I thought I knew a bit about breathing and breath work; it’s something I’ve studied and practiced over the last 25 years. But Breath by James Nestor was a revelation.
In this entertaining and extremely informative book, Nestor takes us through his own journey with breathing, using himself as an test subject and subjecting himself to some challenging experiments with very interesting results. Along the way we’re treated to a thoughtful combination of ancient thought and practices around breathing along with the insights of modern science.
The book takes us through the importance of good breathing habits and the enormous impact that poor breathing can have on many different aspects of our health (you’ll be surprised how far-reaching this is). He also explains how evolution hasn’t been kind to us when it comes to the apparatus of breathing, calling humans ‘the worst breathers in the animal kingdom’.

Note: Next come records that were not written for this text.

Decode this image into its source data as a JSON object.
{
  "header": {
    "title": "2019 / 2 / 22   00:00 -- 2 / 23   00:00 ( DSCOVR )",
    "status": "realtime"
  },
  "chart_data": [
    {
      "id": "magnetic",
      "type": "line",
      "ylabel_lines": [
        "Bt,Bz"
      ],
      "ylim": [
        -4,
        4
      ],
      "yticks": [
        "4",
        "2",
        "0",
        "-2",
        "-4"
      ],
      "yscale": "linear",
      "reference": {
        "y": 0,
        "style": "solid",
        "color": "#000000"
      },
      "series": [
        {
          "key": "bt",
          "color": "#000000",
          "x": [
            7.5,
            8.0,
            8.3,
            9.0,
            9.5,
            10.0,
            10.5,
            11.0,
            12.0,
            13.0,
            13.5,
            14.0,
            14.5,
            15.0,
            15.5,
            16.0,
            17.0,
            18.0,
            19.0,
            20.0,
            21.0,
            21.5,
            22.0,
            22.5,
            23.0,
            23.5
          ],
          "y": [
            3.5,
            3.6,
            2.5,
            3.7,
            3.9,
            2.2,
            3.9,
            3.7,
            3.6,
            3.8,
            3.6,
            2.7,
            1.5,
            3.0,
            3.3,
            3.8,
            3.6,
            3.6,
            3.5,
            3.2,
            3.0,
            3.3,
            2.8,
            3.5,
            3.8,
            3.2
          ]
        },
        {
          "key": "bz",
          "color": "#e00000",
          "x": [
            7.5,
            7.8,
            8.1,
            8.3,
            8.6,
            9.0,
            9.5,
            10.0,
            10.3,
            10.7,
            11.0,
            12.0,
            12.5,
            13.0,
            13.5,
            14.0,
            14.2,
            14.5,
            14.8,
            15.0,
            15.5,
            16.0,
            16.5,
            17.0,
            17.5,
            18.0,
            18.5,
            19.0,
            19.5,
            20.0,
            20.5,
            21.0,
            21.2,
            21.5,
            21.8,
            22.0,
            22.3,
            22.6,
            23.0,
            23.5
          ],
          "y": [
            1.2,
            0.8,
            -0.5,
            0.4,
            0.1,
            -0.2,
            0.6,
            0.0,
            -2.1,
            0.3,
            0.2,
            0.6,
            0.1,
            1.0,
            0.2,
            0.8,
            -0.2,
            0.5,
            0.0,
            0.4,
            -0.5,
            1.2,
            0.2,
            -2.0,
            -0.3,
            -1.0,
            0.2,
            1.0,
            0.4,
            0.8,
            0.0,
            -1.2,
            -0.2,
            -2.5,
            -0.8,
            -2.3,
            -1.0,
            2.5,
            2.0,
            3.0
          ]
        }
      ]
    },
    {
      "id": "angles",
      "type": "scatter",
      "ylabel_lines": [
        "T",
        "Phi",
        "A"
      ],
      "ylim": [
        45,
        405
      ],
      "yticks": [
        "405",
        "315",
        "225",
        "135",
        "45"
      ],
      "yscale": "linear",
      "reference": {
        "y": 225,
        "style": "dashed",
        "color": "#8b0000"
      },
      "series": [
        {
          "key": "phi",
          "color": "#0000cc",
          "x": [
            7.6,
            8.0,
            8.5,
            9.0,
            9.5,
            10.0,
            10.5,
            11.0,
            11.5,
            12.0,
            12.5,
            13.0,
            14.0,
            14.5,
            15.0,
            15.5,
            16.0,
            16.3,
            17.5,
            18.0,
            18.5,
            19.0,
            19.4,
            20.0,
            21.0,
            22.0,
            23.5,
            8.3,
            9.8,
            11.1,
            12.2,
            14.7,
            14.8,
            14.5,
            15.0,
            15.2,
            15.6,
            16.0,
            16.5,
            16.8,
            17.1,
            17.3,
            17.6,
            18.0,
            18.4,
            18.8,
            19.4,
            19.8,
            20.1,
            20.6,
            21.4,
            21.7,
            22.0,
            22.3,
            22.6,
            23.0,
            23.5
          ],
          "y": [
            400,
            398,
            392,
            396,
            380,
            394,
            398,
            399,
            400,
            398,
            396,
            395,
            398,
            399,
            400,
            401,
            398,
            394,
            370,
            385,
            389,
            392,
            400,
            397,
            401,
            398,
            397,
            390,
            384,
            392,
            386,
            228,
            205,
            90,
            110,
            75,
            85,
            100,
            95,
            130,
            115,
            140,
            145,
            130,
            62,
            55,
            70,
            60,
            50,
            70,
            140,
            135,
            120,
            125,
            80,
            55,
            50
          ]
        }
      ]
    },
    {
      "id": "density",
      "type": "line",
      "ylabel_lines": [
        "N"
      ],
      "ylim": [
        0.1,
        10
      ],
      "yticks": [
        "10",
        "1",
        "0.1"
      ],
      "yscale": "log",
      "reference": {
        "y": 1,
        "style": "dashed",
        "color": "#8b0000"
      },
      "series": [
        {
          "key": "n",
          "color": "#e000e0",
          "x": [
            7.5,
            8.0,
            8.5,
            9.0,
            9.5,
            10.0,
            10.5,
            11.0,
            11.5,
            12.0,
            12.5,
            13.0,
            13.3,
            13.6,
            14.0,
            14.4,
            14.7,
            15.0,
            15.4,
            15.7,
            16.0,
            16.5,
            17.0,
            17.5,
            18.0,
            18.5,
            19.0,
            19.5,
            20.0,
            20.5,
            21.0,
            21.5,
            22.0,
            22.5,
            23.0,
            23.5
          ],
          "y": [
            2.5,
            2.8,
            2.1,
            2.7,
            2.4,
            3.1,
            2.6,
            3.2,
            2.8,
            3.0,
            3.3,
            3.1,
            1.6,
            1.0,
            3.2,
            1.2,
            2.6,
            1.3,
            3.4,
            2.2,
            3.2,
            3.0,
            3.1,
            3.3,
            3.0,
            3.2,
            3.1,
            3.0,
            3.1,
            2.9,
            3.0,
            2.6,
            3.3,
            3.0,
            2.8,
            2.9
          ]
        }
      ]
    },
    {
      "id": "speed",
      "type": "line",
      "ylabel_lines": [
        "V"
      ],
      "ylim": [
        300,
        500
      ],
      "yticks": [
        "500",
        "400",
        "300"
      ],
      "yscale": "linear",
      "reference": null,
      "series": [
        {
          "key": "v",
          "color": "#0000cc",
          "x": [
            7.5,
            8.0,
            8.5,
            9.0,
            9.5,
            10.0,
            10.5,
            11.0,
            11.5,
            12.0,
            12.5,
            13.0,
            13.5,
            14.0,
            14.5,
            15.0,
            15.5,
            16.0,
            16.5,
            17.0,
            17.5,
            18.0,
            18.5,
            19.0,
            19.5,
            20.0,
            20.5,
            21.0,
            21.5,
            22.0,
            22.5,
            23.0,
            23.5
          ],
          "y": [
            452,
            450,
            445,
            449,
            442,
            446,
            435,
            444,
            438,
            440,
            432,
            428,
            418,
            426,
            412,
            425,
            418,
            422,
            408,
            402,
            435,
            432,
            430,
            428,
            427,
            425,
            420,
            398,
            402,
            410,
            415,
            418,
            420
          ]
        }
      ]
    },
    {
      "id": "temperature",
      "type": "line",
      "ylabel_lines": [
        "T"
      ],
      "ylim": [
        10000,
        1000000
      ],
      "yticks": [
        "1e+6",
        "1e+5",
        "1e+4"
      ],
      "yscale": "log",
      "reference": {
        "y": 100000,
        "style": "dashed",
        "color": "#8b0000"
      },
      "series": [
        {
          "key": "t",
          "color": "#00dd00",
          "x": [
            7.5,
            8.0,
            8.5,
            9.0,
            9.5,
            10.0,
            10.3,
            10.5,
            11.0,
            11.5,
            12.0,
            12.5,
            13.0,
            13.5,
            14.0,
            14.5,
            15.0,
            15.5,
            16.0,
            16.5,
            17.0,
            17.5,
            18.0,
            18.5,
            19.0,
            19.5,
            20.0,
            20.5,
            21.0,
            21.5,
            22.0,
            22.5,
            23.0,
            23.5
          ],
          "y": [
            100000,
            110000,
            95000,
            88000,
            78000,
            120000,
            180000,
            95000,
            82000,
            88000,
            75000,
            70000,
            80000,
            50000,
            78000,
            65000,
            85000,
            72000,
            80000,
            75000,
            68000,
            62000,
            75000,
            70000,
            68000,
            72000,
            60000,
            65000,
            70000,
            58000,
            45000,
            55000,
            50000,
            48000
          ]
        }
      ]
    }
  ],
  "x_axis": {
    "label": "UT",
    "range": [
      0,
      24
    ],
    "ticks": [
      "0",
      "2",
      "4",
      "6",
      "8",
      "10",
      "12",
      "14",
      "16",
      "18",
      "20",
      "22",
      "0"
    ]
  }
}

A huge eye-opener for me was the importance of carbon dioxide to the body. Far from a waste product, it’s actually beneficial in many ways. And too much oxygen in your system can hurt you. Breathing less can be great for your health, which flies in the face of the way most people think of breathing: “take a nice big deep breath.” Maybe not always a good idea!
The book follows the science, but Nestor explains everything clearly and it’s easy and enjoyable to read. References are provided if you want to get into the weeds. And scientific discoveries are almost always related back to ancient practices, with references to Taoist, Buddhist, Tibetan and Yogic thoughts on breathing.
This is also a practical book, with details of around a dozen different breathing techniques that you can experiment with yourself. There’s enough here that you’ll be able to find a practice that works for you, and if you want to, the book can cact as a springboard for further investigation.
Regardless of your level of experience with and knowledge of breath work, this book is a must.